Example 10 50 parts by weight of the hydrogenated phenyl-norbornene-based resin produced in Synthesis Example 1 and 50 parts by weight of the cyclic olefin-based copolymer resin produced in Synthesis Example 3 were used as a hydrocarbon resin by Arakawa Chemical Industries ( Physical properties were measured in the same manner as in Example 1 except that 25 parts of Alcon resin (Molecular weight: 750, softening point: 125 ° C., solid at room temperature) manufactured by Co., Ltd. was added, and Tg was 128 ° C., retardation was> 10 nm, The light transmittance was 92%.
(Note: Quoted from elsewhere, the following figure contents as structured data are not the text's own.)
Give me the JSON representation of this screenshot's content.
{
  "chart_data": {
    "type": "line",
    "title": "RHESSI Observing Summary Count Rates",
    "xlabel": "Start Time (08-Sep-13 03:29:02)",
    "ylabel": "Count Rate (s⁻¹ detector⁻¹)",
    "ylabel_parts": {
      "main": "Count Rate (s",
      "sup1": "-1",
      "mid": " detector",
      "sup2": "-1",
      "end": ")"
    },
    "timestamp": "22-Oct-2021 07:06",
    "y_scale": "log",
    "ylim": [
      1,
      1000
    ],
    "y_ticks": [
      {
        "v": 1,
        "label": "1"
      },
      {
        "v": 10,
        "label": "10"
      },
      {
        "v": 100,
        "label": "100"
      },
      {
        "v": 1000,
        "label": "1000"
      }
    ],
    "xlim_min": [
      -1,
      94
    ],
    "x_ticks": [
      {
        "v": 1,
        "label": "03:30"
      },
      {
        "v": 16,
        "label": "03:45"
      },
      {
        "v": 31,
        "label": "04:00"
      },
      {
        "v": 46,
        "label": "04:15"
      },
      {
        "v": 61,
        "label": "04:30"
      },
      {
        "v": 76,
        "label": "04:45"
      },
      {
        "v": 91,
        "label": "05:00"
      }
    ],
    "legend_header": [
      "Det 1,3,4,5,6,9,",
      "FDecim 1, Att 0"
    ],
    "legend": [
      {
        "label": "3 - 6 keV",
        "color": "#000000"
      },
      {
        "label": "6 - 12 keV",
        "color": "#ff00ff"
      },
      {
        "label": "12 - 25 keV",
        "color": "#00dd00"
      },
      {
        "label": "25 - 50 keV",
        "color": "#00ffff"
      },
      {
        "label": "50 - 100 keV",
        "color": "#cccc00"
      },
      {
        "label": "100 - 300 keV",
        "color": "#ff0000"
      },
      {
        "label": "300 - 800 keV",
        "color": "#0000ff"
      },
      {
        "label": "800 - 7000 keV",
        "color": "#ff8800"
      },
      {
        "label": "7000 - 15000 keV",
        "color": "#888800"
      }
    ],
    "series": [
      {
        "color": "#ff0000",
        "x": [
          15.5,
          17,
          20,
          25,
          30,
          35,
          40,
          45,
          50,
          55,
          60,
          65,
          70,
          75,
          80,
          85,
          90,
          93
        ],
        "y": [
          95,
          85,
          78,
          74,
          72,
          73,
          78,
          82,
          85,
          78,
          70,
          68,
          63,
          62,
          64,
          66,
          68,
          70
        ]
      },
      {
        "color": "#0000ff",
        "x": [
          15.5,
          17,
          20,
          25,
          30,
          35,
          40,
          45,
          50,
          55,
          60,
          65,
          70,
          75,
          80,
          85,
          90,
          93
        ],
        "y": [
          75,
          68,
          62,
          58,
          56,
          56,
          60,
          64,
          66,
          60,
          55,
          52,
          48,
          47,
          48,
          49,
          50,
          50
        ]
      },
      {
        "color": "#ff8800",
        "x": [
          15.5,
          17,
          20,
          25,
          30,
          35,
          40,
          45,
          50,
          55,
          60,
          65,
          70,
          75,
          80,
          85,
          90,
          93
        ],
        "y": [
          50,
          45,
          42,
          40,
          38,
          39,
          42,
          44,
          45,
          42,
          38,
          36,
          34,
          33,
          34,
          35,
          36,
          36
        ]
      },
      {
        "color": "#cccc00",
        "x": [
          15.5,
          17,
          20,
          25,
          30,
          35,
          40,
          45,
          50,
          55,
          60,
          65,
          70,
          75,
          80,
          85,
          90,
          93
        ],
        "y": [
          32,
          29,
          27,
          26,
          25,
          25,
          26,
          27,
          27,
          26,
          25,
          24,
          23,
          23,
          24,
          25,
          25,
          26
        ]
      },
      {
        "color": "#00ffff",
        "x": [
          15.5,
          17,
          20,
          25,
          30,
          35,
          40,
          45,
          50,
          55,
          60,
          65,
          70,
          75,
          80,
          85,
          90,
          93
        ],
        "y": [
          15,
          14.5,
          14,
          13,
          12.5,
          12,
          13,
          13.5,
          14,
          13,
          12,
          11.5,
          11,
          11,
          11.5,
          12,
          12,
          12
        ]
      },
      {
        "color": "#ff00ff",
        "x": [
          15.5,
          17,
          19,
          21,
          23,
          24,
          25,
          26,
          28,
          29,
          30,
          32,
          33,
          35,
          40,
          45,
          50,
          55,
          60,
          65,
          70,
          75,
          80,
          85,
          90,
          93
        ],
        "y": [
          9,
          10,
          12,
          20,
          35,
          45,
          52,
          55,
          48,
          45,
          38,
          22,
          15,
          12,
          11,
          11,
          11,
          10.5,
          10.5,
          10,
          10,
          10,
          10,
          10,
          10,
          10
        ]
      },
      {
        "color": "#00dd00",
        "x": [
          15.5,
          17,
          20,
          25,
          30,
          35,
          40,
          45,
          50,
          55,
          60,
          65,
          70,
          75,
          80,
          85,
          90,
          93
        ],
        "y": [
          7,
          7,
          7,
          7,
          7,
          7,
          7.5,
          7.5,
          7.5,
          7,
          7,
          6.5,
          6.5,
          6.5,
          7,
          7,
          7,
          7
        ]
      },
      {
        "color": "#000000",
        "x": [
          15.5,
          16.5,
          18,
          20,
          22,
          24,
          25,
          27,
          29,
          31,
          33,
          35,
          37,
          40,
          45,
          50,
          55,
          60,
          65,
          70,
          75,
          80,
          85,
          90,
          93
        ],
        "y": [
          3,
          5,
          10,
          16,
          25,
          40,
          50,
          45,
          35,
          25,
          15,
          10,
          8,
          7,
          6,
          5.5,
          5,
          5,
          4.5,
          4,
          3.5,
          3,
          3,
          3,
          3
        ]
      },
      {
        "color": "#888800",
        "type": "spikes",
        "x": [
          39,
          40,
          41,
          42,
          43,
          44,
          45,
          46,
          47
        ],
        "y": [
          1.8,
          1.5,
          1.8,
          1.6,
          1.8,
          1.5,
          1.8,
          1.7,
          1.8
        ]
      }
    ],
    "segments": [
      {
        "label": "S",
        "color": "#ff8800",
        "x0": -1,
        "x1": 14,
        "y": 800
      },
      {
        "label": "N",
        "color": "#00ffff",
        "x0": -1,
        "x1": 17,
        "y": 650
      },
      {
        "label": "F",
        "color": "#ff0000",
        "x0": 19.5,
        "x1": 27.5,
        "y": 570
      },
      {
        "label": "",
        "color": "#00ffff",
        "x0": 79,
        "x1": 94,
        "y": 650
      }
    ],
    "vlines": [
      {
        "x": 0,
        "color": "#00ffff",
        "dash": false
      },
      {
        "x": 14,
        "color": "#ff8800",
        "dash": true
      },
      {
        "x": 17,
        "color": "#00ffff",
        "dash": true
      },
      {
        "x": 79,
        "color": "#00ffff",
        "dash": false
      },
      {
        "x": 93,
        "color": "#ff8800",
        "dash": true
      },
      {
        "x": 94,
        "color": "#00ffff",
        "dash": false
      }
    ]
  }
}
[Title of Invention] The resin composition of the present invention is excellent in low birefringence, transparency and fluidity.

Claims (1)

[Claims] 1. A hydrogenated cyclized product obtained by forming a 6-membered ring with a double bond of the main chain of a [A] phenyl-norbornene ring-opening (co) polymer and a benzene ring of a side chain. The obtained resin and / or a cyclic olefin copolymer obtained by copolymerizing [B] (a) ethylene and (b) a cyclic olefin compound and [C] a polystyrene-converted weight average molecular weight of 2
A resin composition containing a hydrocarbon resin that is not more than × 10 ⁴ and is solid at room temperature.